BroadChain has learned that, according to Checkonchain's mining difficulty-based cost model, the current average production cost for Bitcoin miners is approximately $88,000. With the market price hovering around $69,200, this translates to an average loss margin of about 21%.
This pressure follows Bitcoin's retreat from its all-time high of $126,000 to below $70,000. Compounding the issue, a recent surge in oil prices above $100 per barrel has driven electricity costs higher for miners worldwide.
The effective closure of the Strait of Hormuz has further tightened global oil and gas supply expectations, intensifying the cost squeeze on mining operations.
On the network side, mining difficulty saw a significant drop of 7.76% to 133.79 trillion in the latest adjustment—one of the largest declines in 2026. The current difficulty level is roughly 10% lower than it was at the start of the year.
The network-wide hash rate is fluctuating between 900 and 950 EH/s, remaining below the 1 ZH/s milestone reached in 2025. The average block time has also extended to approximately 12 minutes and 36 seconds.
The hash price is currently near $33 per PH/s, hovering close to the breakeven point for most mining rigs.
Under these conditions, an estimated 43% of the Bitcoin supply is now held at a loss.

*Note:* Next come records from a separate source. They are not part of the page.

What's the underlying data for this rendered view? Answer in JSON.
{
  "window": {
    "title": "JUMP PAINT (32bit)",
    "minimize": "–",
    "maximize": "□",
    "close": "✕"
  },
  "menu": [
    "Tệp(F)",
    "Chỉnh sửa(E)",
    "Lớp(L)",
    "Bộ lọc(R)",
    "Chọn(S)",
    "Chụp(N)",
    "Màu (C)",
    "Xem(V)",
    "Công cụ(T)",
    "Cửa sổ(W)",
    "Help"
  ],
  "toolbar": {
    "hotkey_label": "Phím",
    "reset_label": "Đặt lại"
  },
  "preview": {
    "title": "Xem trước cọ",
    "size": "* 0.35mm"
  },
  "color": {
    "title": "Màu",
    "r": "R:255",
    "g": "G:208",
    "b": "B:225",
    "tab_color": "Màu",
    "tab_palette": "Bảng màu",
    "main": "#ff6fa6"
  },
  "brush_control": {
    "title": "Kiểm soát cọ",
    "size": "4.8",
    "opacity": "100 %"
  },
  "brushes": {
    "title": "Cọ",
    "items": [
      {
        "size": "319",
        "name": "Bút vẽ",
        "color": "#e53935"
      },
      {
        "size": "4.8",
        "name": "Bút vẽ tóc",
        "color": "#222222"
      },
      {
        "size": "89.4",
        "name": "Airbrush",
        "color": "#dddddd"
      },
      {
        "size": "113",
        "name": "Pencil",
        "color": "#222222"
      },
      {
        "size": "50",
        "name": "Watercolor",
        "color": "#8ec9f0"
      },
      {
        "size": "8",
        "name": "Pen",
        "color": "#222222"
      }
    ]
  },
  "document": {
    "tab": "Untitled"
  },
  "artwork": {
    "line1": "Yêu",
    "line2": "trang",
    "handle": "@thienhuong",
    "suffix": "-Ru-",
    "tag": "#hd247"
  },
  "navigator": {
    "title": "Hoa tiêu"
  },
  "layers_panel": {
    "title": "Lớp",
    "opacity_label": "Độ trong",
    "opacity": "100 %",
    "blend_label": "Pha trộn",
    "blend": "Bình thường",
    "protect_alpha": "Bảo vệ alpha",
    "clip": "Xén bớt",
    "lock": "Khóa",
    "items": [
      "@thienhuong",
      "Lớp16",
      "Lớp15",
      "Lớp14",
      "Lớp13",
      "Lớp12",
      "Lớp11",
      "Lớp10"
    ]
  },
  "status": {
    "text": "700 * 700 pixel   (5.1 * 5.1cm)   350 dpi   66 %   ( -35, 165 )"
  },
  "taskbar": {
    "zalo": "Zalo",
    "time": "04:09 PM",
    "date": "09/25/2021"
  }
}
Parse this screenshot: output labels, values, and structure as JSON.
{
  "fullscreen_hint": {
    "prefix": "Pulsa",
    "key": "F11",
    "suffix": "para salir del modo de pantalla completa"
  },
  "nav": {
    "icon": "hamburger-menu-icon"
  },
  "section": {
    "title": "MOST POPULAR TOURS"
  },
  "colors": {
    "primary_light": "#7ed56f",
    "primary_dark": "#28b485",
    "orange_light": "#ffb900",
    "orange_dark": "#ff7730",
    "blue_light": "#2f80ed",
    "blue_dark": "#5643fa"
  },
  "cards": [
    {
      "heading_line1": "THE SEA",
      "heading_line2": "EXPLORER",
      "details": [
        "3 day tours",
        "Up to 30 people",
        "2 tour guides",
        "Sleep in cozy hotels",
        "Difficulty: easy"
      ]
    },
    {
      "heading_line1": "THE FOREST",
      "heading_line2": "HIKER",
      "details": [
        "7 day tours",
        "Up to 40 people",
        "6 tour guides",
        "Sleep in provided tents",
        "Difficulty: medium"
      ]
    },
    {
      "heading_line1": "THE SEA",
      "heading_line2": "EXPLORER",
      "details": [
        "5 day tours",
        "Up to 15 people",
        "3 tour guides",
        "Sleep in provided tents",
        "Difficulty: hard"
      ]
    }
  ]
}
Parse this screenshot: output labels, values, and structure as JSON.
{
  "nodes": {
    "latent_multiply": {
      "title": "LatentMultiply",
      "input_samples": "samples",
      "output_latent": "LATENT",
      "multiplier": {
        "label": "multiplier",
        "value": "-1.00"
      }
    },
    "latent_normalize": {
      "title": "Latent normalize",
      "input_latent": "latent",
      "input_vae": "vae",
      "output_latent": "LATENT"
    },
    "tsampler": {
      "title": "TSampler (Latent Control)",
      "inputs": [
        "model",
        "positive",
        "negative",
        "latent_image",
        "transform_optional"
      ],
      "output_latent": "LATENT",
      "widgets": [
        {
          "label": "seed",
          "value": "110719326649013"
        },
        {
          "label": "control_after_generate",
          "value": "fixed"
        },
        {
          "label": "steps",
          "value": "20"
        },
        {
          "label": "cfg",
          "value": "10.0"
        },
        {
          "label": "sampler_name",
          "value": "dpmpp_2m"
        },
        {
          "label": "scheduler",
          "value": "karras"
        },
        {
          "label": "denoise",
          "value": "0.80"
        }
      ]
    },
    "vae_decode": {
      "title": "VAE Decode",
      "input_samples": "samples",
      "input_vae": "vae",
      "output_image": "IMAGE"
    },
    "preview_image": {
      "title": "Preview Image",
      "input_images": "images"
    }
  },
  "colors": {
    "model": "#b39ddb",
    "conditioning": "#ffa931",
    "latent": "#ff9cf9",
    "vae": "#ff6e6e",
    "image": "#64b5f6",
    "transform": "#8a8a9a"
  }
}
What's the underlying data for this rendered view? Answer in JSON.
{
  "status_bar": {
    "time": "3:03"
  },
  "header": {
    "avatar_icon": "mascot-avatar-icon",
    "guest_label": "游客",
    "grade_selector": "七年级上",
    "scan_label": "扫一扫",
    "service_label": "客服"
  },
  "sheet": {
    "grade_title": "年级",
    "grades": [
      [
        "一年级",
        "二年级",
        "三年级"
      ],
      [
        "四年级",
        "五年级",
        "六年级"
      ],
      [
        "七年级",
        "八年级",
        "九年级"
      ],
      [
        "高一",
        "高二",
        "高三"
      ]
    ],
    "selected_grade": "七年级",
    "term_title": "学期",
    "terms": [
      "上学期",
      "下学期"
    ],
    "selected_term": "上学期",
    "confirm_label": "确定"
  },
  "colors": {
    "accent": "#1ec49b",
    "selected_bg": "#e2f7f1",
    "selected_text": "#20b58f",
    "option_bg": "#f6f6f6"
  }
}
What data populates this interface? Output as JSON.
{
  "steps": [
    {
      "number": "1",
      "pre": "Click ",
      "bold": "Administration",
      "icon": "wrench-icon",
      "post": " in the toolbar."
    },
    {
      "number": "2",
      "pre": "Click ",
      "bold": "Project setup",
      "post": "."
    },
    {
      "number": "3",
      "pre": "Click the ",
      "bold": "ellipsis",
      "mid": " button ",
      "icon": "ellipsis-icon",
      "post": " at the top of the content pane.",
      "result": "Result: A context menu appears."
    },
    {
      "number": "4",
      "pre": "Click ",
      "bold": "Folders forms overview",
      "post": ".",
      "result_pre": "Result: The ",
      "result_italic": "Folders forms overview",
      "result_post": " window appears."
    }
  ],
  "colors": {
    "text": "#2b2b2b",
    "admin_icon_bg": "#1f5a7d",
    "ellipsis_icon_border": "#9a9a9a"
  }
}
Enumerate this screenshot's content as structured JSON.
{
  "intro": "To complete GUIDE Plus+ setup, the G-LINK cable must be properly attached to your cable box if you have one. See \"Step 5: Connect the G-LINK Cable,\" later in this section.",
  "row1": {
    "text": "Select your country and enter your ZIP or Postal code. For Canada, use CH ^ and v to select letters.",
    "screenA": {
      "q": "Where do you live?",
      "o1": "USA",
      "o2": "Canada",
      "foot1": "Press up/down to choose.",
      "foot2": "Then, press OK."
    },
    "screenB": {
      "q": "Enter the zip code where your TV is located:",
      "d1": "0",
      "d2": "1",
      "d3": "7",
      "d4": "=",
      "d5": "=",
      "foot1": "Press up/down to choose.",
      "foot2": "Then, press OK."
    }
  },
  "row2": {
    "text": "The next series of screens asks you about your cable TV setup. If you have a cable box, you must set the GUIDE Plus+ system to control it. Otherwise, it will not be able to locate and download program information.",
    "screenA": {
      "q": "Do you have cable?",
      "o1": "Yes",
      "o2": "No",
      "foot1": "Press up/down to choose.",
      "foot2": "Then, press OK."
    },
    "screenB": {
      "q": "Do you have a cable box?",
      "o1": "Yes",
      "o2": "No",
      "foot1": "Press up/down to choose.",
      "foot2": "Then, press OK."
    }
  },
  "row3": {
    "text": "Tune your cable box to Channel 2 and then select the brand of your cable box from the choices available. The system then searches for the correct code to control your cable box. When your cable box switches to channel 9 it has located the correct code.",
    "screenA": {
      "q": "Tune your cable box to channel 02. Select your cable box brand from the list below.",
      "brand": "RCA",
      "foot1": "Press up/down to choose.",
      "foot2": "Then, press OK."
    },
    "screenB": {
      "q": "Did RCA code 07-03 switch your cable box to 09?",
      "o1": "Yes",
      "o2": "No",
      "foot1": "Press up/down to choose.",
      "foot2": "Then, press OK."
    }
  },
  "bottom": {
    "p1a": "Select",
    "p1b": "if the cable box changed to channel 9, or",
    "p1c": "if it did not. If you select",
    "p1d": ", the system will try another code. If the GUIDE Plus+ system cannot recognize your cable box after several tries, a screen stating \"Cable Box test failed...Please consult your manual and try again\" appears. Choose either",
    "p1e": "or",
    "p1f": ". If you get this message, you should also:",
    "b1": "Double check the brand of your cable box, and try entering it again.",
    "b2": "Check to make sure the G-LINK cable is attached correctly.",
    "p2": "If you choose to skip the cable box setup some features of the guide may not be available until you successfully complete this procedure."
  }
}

When mining revenue fails to cover operational costs, miners often sell Bitcoin to meet expenses, which can increase selling pressure in the market.
In response, several publicly traded mining companies—including MARA and Cipher Mining—are shifting resources toward AI and high-performance computing ventures.
Bitdeer has reduced its Bitcoin holdings to zero, while Core Scientific plans to sell a significant portion of its inventory to fund AI-related infrastructure development.
The next difficulty adjustment is expected in early April. If current market and network conditions persist, a further reduction is likely.